Elles viendraient à moi.

Je ne te dis pas une monstruosité, non! Je prendrais les enfants, le coeur brisé, mais sans remords. Je serais leur mère et leur père.

Vivrais-tu, si je t'envoie ces pages?

Je ne t'ai encore rien demandé, si ce n'est de me regarder en face et de ne pas fuir.

Ne fuis pas. Tu as les enfants. Elles vivraient et grandiraient aussi sans toi. Ce n'est pas par devoir que tu ne les quitteras pas, c'est par amour.

Ne les enlève pas non plus à leur père.

Pourquoi devraient-elles ne pas continuer à lui sourire, à le regarder dans ses yeux pleins de rêve? Leurs âmes ont son empreinte, elles sont déjà formées à sa ressemblance. Elles grandiront vite, elles comprendront vite tant de choses! Même si leur père ne restait pas près d'elles tout le temps de leur adolescence, crois-tu qu'elles ne sauraient tout de même l'aimer, qu'elles ne voudraient tout de même le savoir fier de soi et fier de sa vie par les routes du monde?

Les jeunes gens ont besoin seulement de se savoir nés de créatures saines, qui ont souri sur leurs berceaux. Toute l'existence, quand ils ont cette certitude, ils peuvent la conquérir seuls, avec leur propre volonté, et elle leur est plus précieuse.

Ce ne sont pas les petites qui ont besoin de lui, c'est lui qui ne peut être privé d'elles pour toujours.

Dis-moi, devrais-je me taire, parce qu'il vous aime?

Mais il m'aime aussi, moi.

Il y a moi, aussi. Et il ne peut pas m'oublier, et il souffre plus qu'il n'a jamais souffert.

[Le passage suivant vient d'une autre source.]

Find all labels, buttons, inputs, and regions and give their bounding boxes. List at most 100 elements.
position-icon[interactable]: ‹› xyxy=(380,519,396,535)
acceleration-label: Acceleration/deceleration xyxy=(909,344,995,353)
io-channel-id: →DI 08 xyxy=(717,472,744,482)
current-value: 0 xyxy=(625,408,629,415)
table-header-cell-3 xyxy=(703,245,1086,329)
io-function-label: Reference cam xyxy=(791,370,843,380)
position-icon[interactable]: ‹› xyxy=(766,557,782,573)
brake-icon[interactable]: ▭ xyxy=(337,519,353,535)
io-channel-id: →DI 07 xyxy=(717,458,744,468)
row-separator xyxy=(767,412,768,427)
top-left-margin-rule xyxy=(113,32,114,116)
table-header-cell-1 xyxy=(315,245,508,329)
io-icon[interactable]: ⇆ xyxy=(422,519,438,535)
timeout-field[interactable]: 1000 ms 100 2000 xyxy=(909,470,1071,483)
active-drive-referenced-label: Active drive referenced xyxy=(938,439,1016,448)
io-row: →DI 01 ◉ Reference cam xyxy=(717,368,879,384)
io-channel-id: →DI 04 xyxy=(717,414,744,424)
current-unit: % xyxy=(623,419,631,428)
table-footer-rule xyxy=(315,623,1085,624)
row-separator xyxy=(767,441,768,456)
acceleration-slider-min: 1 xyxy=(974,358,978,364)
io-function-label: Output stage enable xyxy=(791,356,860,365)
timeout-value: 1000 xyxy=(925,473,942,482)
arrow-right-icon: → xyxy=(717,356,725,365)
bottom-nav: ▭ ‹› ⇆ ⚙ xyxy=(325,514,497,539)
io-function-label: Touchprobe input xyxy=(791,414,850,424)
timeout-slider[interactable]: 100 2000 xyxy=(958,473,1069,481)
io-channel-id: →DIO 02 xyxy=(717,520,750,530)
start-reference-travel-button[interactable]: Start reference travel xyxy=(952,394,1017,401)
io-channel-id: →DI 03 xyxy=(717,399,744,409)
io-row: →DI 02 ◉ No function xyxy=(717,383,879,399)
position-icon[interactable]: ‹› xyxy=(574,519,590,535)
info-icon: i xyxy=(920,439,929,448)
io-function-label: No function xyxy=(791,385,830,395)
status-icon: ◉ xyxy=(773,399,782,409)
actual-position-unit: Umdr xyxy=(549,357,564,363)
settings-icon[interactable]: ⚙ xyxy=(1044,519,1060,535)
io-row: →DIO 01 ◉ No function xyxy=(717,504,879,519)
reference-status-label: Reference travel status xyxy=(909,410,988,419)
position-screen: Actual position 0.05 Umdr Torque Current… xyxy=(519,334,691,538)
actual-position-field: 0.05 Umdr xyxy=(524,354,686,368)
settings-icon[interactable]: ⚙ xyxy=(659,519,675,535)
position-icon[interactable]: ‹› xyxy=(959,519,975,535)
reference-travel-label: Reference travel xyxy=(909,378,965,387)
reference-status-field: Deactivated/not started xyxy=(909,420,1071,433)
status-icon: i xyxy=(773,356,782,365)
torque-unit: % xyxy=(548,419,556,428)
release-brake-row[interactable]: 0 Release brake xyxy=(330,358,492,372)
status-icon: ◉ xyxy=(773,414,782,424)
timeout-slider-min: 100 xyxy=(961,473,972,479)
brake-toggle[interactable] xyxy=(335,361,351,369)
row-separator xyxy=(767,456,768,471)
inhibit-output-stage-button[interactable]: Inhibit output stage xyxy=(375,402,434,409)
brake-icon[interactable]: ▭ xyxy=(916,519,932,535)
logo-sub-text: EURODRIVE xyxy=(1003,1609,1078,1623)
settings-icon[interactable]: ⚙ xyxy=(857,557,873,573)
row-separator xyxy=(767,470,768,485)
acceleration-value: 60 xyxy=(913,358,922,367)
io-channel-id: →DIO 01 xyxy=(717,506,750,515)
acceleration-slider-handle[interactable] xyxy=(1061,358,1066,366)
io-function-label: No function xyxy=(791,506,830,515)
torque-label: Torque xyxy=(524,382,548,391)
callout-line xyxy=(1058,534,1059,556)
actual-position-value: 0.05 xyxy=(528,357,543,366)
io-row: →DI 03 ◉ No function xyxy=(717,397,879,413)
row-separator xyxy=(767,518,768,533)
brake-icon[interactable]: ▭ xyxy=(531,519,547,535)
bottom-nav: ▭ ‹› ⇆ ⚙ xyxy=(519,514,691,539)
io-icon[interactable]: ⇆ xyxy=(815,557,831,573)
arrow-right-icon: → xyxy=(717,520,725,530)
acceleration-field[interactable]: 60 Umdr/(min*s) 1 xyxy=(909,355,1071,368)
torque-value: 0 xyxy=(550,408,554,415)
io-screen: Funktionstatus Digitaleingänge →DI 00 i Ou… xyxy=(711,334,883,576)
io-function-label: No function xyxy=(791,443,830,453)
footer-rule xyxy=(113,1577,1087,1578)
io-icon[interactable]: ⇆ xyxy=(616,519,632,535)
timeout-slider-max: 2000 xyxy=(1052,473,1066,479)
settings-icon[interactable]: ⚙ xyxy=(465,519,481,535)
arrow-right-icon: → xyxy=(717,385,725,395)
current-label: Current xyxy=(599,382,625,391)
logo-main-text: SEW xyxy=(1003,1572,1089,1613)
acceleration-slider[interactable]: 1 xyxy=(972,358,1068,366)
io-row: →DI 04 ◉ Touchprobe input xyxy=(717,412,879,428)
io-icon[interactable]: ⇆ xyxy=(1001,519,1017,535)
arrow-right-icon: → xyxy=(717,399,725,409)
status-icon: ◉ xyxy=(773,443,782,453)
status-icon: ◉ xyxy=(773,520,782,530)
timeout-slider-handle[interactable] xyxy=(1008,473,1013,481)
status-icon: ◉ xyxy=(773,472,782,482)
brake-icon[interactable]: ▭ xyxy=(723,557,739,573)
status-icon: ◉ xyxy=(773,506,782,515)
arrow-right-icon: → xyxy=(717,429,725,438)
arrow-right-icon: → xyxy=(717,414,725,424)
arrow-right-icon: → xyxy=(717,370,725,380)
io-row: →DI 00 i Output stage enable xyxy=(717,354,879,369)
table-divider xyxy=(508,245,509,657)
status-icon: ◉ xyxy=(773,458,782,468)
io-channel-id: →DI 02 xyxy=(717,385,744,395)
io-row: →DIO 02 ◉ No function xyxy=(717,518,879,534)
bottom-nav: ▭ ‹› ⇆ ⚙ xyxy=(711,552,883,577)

S'il ne peut pas se passer de vous, il ne peut pas non plus se passer de moi, comprends-tu? Ou rien, ou tout, dans la vie. Je pèse autant que vous, dans la balance. Il n'y a pas de raison-pour nous qui ne reconnaissons que les lois intérieures-il n'y a pas de raison pour que, s'il ne sait renoncer au bien que vous lui êtes, il sache renoncer à cet autre bien que je lui suis.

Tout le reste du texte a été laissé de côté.